Deu tão certo que após três anos lá estavam eles, com uma empresa sólida, que ganhava espaço significativo no mercado, e uma estrutura invejável. Como sua mãe dizia, eles eram "a tampa e o balaio". Só que, ao contrário do que as pessoas pensavam, romance nunca esteve nos planos de nenhum dos dois.

— Nossa, isso é muito duro de ouvir, Mi... Está me dando um fora, justo agora que eu tinha tomado a decisão de oficializar a nossa união? — Ele pôs a mão sobre o coração e o tom dramático a fez rir. — O que você está aprontando, garota?

— O que o faz pensar isso? — pergunta, tentando camuflar seus recentes pensamentos, mas era impossível esconder as coisas do seu amigo.

— Te conheço, garota! — ele afirmou, convicto. — Meu palpite é que existe um cara, povoando seus pensamentos. Me corrija se estiver errado.

— Credo, Jonas! Tem que parar com essas coisas, viu?! Existe um cara sim, mas é só mais uma das minhas fantasias literárias. Tenho certeza!

— Bem, se você está dizendo... — O amigo retornou à própria mesa. Não, ele não desistia assim tão fácil! — Tomara que não seja mais um daqueles fantasmas que você insiste em esconder de todos. Sua vida amorosa é uma incógnita. É por isso que as pessoas insistem na nossa relação, sou a melhor aposta delas. Se não arrumar um namorado, juro que vou encontrar eu mesmo um cara para você. Até os meus casinhos de uma noite pensam que estou traindo minha namorada. Pelo amor de Deus, quem aguenta uma coisa dessas?

— Você gosta desse papel, de namorado pulador de cerca. — Mirela estreitou os olhos e Jonas riu alto de suas afirmações. — Admita, não vai doer nadinha!

— Esta conversa tá ficando estranha, acho melhor falarmos de negócios. Tenho uma notícia que agitará esta sua vidinha sem graça. Recebemos uma proposta de trabalho para o Canadá, mas teríamos um novo desafio. — A mulher arqueou a sobrancelha, esperando que ele continuasse. — Na semana passada, estávamos comentando sobre entrar no ramo da mineração, manutenção de máquinas, vendas de peças essas coisas. Entrei em contato com alguns amigos e hoje obtive uma resposta positiva, o que você acha?

— É extremamente interessante e tenho certeza de que você não esqueceu que somos especializados em máquinas agrícolas. Me diga o que está aprontando, meu rapaz?

— Acho melhor arrumar as malas... Consegui uma introdução rápida às máquinas CATERPILLAR em Tucson, Arizona. Você parte em um mês para os Estados Unidos, Dalila já está cotando as passagens. O princípio é o mesmo; o que muda é a proporção e, por enquanto, até especializarmos nossa mão de obra, trabalharemos apenas com consultoria. Mirela, está disposta a dar o seu sangue pela nossa empresa?

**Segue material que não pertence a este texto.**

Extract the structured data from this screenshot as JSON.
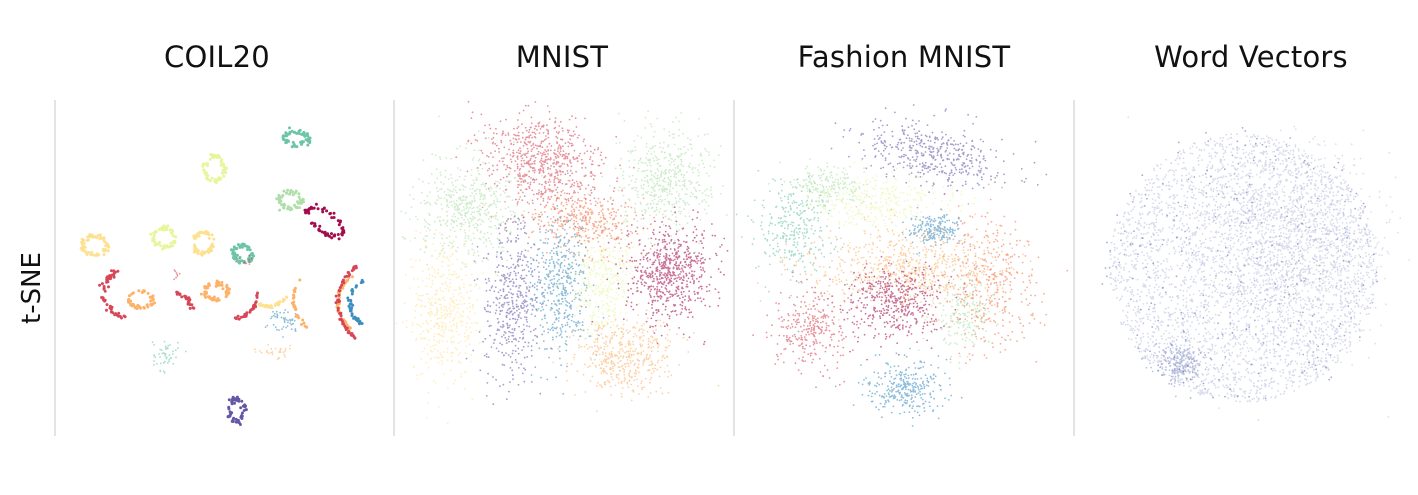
{
  "row_label": "t-SNE",
  "chart_data": [
    {
      "type": "scatter",
      "title": "COIL20",
      "xlabel": "",
      "ylabel": "",
      "grid": false,
      "legend": "none",
      "axis_range": [
        -1,
        1
      ],
      "palette": [
        "#9e0142",
        "#d53e4f",
        "#f46d43",
        "#fdae61",
        "#fee08b",
        "#e6f598",
        "#abdda4",
        "#66c2a5",
        "#3288bd",
        "#5e4fa2"
      ],
      "clusters": [
        {
          "shape": "ring",
          "color": "#66c2a5",
          "x": 0.46,
          "y": 0.82,
          "rx": 0.08,
          "ry": 0.04,
          "n": 60,
          "spread": 0.01
        },
        {
          "shape": "ring",
          "color": "#e6f598",
          "x": -0.06,
          "y": 0.63,
          "rx": 0.06,
          "ry": 0.08,
          "n": 60,
          "spread": 0.008
        },
        {
          "shape": "ring",
          "color": "#abdda4",
          "x": 0.42,
          "y": 0.43,
          "rx": 0.07,
          "ry": 0.05,
          "n": 60,
          "spread": 0.008
        },
        {
          "shape": "ring",
          "color": "#9e0142",
          "x": 0.64,
          "y": 0.29,
          "rx": 0.13,
          "ry": 0.06,
          "rot": -35,
          "n": 70,
          "spread": 0.008
        },
        {
          "shape": "ring",
          "color": "#fee08b",
          "x": -0.82,
          "y": 0.14,
          "rx": 0.08,
          "ry": 0.06,
          "n": 60,
          "spread": 0.008
        },
        {
          "shape": "ring",
          "color": "#e6f598",
          "x": -0.38,
          "y": 0.19,
          "rx": 0.07,
          "ry": 0.06,
          "n": 60,
          "spread": 0.008
        },
        {
          "shape": "ring",
          "color": "#fee08b",
          "x": -0.13,
          "y": 0.16,
          "rx": 0.06,
          "ry": 0.07,
          "n": 60,
          "spread": 0.008
        },
        {
          "shape": "ring",
          "color": "#66c2a5",
          "x": 0.12,
          "y": 0.09,
          "rx": 0.06,
          "ry": 0.05,
          "n": 60,
          "spread": 0.008
        },
        {
          "shape": "arc",
          "color": "#d53e4f",
          "x": -0.6,
          "y": -0.16,
          "r": 0.16,
          "a0": 120,
          "a1": 260,
          "n": 50,
          "spread": 0.008
        },
        {
          "shape": "ring",
          "color": "#fdae61",
          "x": -0.53,
          "y": -0.2,
          "rx": 0.08,
          "ry": 0.05,
          "n": 50,
          "spread": 0.008
        },
        {
          "shape": "ring",
          "color": "#fdae61",
          "x": -0.05,
          "y": -0.15,
          "rx": 0.08,
          "ry": 0.05,
          "n": 55,
          "spread": 0.008
        },
        {
          "shape": "arc",
          "color": "#d53e4f",
          "x": -0.32,
          "y": -0.28,
          "r": 0.12,
          "a0": 10,
          "a1": 80,
          "n": 25,
          "spread": 0.006
        },
        {
          "shape": "arc",
          "color": "#d53e4f",
          "x": 0.05,
          "y": -0.16,
          "r": 0.16,
          "a0": 280,
          "a1": 360,
          "n": 30,
          "spread": 0.006
        },
        {
          "shape": "arc",
          "color": "#fdae61",
          "x": 0.92,
          "y": -0.22,
          "r": 0.2,
          "a0": 120,
          "a1": 240,
          "n": 45,
          "spread": 0.006
        },
        {
          "shape": "arc",
          "color": "#3288bd",
          "x": 0.96,
          "y": -0.22,
          "r": 0.16,
          "a0": 120,
          "a1": 240,
          "n": 40,
          "spread": 0.006
        },
        {
          "shape": "arc",
          "color": "#d53e4f",
          "x": 1.0,
          "y": -0.22,
          "r": 0.28,
          "a0": 125,
          "a1": 235,
          "n": 55,
          "spread": 0.006
        },
        {
          "shape": "arc",
          "color": "#fee08b",
          "x": 0.28,
          "y": -0.1,
          "r": 0.14,
          "a0": 240,
          "a1": 330,
          "n": 30,
          "spread": 0.006
        },
        {
          "shape": "blob",
          "color": "#3288bd",
          "x": 0.37,
          "y": -0.33,
          "sx": 0.05,
          "sy": 0.04,
          "n": 50
        },
        {
          "shape": "arc",
          "color": "#fdae61",
          "x": 0.66,
          "y": -0.2,
          "r": 0.22,
          "a0": 140,
          "a1": 230,
          "n": 30,
          "spread": 0.006
        },
        {
          "shape": "blob",
          "color": "#fdae61",
          "x": 0.32,
          "y": -0.53,
          "sx": 0.07,
          "sy": 0.02,
          "n": 30
        },
        {
          "shape": "blob",
          "color": "#66c2a5",
          "x": -0.37,
          "y": -0.55,
          "sx": 0.04,
          "sy": 0.05,
          "n": 50
        },
        {
          "shape": "ring",
          "color": "#5e4fa2",
          "x": 0.08,
          "y": -0.9,
          "rx": 0.05,
          "ry": 0.07,
          "n": 50,
          "spread": 0.008
        },
        {
          "shape": "blob",
          "color": "#d53e4f",
          "x": 0.12,
          "y": 0.04,
          "sx": 0.03,
          "sy": 0.02,
          "n": 10
        },
        {
          "shape": "blob",
          "color": "#d53e4f",
          "x": -0.3,
          "y": -0.05,
          "sx": 0.02,
          "sy": 0.02,
          "n": 8
        }
      ]
    },
    {
      "type": "scatter",
      "title": "MNIST",
      "xlabel": "",
      "ylabel": "",
      "grid": false,
      "legend": "none",
      "axis_range": [
        -1,
        1
      ],
      "clusters": [
        {
          "shape": "blob",
          "color": "#d53e4f",
          "x": -0.12,
          "y": 0.68,
          "sx": 0.2,
          "sy": 0.13,
          "rot": -20,
          "n": 650
        },
        {
          "shape": "blob",
          "color": "#abdda4",
          "x": -0.6,
          "y": 0.38,
          "sx": 0.16,
          "sy": 0.16,
          "n": 500
        },
        {
          "shape": "blob",
          "color": "#abdda4",
          "x": 0.64,
          "y": 0.55,
          "sx": 0.14,
          "sy": 0.18,
          "n": 500
        },
        {
          "shape": "blob",
          "color": "#f46d43",
          "x": 0.12,
          "y": 0.3,
          "sx": 0.18,
          "sy": 0.09,
          "rot": -10,
          "n": 400
        },
        {
          "shape": "blob",
          "color": "#5e4fa2",
          "x": -0.32,
          "y": -0.2,
          "sx": 0.09,
          "sy": 0.25,
          "n": 450
        },
        {
          "shape": "blob",
          "color": "#3288bd",
          "x": -0.02,
          "y": -0.12,
          "sx": 0.09,
          "sy": 0.22,
          "n": 450
        },
        {
          "shape": "blob",
          "color": "#e6f598",
          "x": 0.25,
          "y": -0.08,
          "sx": 0.1,
          "sy": 0.17,
          "n": 350
        },
        {
          "shape": "blob",
          "color": "#9e0142",
          "x": 0.68,
          "y": -0.03,
          "sx": 0.14,
          "sy": 0.14,
          "n": 650
        },
        {
          "shape": "blob",
          "color": "#fee08b",
          "x": -0.75,
          "y": -0.28,
          "sx": 0.11,
          "sy": 0.24,
          "n": 450
        },
        {
          "shape": "blob",
          "color": "#fdae61",
          "x": 0.38,
          "y": -0.55,
          "sx": 0.16,
          "sy": 0.12,
          "n": 450
        }
      ]
    },
    {
      "type": "scatter",
      "title": "Fashion MNIST",
      "xlabel": "",
      "ylabel": "",
      "grid": false,
      "legend": "none",
      "axis_range": [
        -1,
        1
      ],
      "clusters": [
        {
          "shape": "blob",
          "color": "#5e4fa2",
          "x": 0.18,
          "y": 0.72,
          "sx": 0.22,
          "sy": 0.09,
          "rot": -10,
          "n": 450
        },
        {
          "shape": "blob",
          "color": "#abdda4",
          "x": -0.48,
          "y": 0.52,
          "sx": 0.12,
          "sy": 0.06,
          "n": 200
        },
        {
          "shape": "blob",
          "color": "#e6f598",
          "x": -0.12,
          "y": 0.42,
          "sx": 0.22,
          "sy": 0.08,
          "n": 300
        },
        {
          "shape": "blob",
          "color": "#66c2a5",
          "x": -0.68,
          "y": 0.25,
          "sx": 0.12,
          "sy": 0.15,
          "n": 300
        },
        {
          "shape": "blob",
          "color": "#3288bd",
          "x": 0.2,
          "y": 0.25,
          "sx": 0.08,
          "sy": 0.05,
          "n": 200
        },
        {
          "shape": "blob",
          "color": "#fdae61",
          "x": 0.02,
          "y": 0.0,
          "sx": 0.32,
          "sy": 0.12,
          "n": 650
        },
        {
          "shape": "blob",
          "color": "#9e0142",
          "x": -0.05,
          "y": -0.2,
          "sx": 0.14,
          "sy": 0.12,
          "n": 450
        },
        {
          "shape": "blob",
          "color": "#f46d43",
          "x": 0.55,
          "y": -0.1,
          "sx": 0.15,
          "sy": 0.22,
          "n": 350
        },
        {
          "shape": "blob",
          "color": "#abdda4",
          "x": 0.38,
          "y": -0.3,
          "sx": 0.1,
          "sy": 0.12,
          "n": 200
        },
        {
          "shape": "blob",
          "color": "#d53e4f",
          "x": -0.58,
          "y": -0.38,
          "sx": 0.12,
          "sy": 0.12,
          "n": 300
        },
        {
          "shape": "blob",
          "color": "#3288bd",
          "x": 0.02,
          "y": -0.75,
          "sx": 0.12,
          "sy": 0.08,
          "n": 300
        }
      ]
    },
    {
      "type": "scatter",
      "title": "Word Vectors",
      "xlabel": "",
      "ylabel": "",
      "grid": false,
      "legend": "none",
      "axis_range": [
        -1,
        1
      ],
      "clusters": [
        {
          "shape": "disc",
          "color": "#4a5aa8",
          "x": 0.0,
          "y": 0.0,
          "r": 0.85,
          "n": 3400,
          "opacity": 0.22
        },
        {
          "shape": "blob",
          "color": "#4a5aa8",
          "x": 0.3,
          "y": 0.15,
          "sx": 0.3,
          "sy": 0.3,
          "n": 1200,
          "opacity": 0.18
        },
        {
          "shape": "blob",
          "color": "#4a5aa8",
          "x": -0.4,
          "y": -0.6,
          "sx": 0.08,
          "sy": 0.06,
          "n": 250,
          "opacity": 0.35
        },
        {
          "shape": "disc",
          "color": "#4a5aa8",
          "x": 0.0,
          "y": 0.0,
          "r": 0.9,
          "n": 250,
          "opacity": 0.5
        }
      ]
    }
  ]
}
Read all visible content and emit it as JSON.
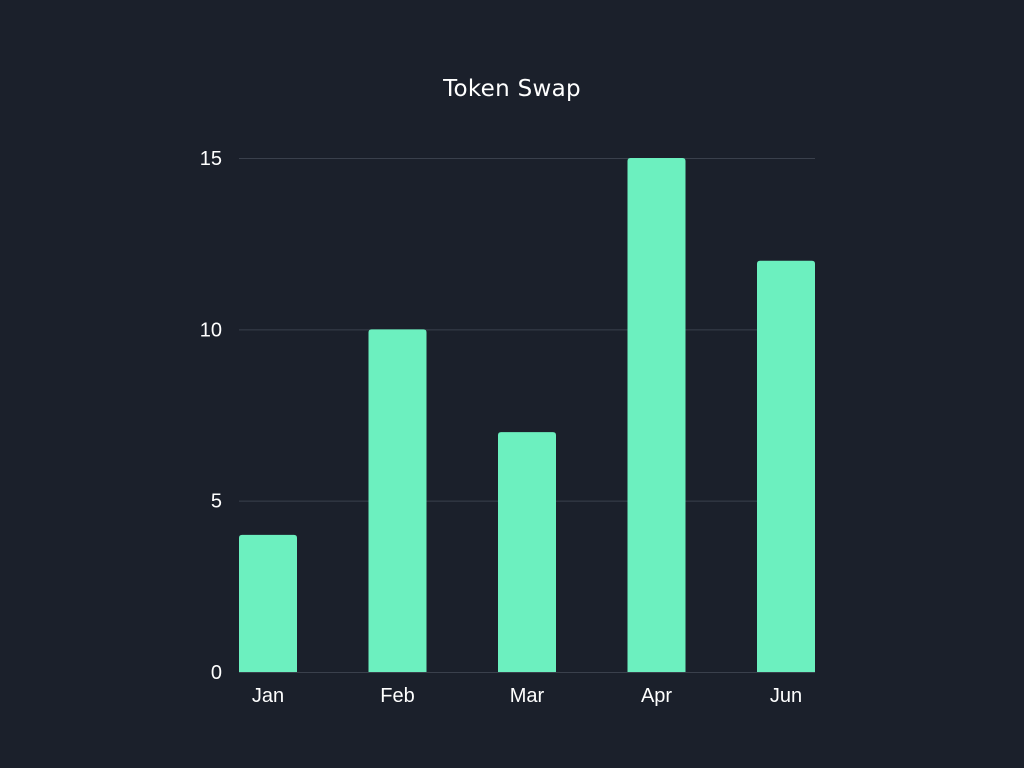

— Você só pode estar brincando comigo, não é, Jonas? — Ela estava em êxtase, amava seu trabalho e as novas possibilidades que ele trazia sempre. — Fez tudo isso por baixo dos panos! E se eu não concordar com suas ideias, o que acontece?

— Chegamos ao ponto, querida. Você sempre concorda comigo. Ainda não consegui casar contigo, mas isso é só uma questão de tempo, pensando pelo lado de que temos um romance secreto há muitos anos. Você é uma mulher difícil, ou pelo menos finge muito bem.

—Seu besta... com essa cara de cachorro pidão, acabo fazendo quase tudo que você quer. Caramba! — A mulher estava eufórica novamente. — Pensei que a conversa da semana passada era só uma brincadeira, mas até que gosto da ideia de subir naquelas máquinas enormes e mandar em uma porção de homens machistas me olhando atravessado. Isso que é aventura de verdade. Já disse que te amo? Oh. Deus por que é que não me casei com este homem ainda?

— Sim, essa deve ser a centésima vez que se declara hoje... — Ele pisca e sorri travesso. — Você não faz o meu tipo, garota!

Seria muito bom ter novas possibilidades. Aomenos agora ela teria outra coisa para pensar e esquecer o deus grego.